What is Hosting?

I sent my hosting invoices out a few weeks ago and got a good question from a client: what is this bill?

The first inclination of my client was to say that she already paid for the domain name… the yearly GoDaddy bill.

Background: since all my clients choose to pay for their hosting on a yearly basis to save money and save me extra billing paperwork, this client has been happily running her site for a year, and this invoice seemed to come out of nowhere.

Here’s my response, and my summary of what hosting means:

GoDaddy is who you pay to buy (to lease or to rent, really) your domain name, and your domain name is where people find you on the ‘net: yourcompany.com or yourname.net etc. Hosting is the service that allows your site to exist on the web. Web sites need both.
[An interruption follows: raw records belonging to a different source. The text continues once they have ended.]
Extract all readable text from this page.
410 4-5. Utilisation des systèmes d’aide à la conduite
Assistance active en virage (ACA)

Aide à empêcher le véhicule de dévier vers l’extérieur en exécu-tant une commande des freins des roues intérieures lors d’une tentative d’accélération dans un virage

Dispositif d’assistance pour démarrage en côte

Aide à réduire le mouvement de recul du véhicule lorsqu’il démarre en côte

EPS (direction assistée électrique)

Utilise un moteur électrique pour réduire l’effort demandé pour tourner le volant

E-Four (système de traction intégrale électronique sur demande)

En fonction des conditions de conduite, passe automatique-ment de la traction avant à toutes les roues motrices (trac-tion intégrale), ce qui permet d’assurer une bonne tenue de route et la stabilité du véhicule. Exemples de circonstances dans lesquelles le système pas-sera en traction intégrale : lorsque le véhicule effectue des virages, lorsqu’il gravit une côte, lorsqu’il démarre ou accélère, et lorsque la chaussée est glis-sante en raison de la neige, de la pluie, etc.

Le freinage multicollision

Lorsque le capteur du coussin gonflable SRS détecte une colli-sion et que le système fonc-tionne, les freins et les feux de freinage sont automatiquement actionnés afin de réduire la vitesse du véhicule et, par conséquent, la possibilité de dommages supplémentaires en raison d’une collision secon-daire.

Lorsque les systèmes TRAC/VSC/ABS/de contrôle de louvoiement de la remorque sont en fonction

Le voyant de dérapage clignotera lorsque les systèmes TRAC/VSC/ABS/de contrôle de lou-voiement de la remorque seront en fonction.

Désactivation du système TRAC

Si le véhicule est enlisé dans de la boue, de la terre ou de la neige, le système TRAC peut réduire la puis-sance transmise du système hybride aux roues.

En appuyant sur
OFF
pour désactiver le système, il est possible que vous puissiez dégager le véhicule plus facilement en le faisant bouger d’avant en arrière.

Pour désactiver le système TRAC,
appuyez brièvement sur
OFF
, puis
All web sites need a computer somewhere — a “home” — to run on. Hosting is what this is called, and I lease a computer at a data center (big warehouse full of large noisy server computers) that runs your site, making it accessible on the internet.

Yes, sometimes hosting is free, examples are Apple’s .Mac service, or the occasional bundled add-in to services like Comcast high speed internet. The problem with these is twofold: they usually don’t allow you/your clients/the world to use your domain name to access them, making the world use an ugly URL like mattherrebout.mac.com. The second problem is I can’t do much with them because usually they disallow things like databases and scripting languages.

Don’t worry about what those are. They make your site way, way better.

So that’s what hosting is, and why you might want to pay for it instead of going with free hosting.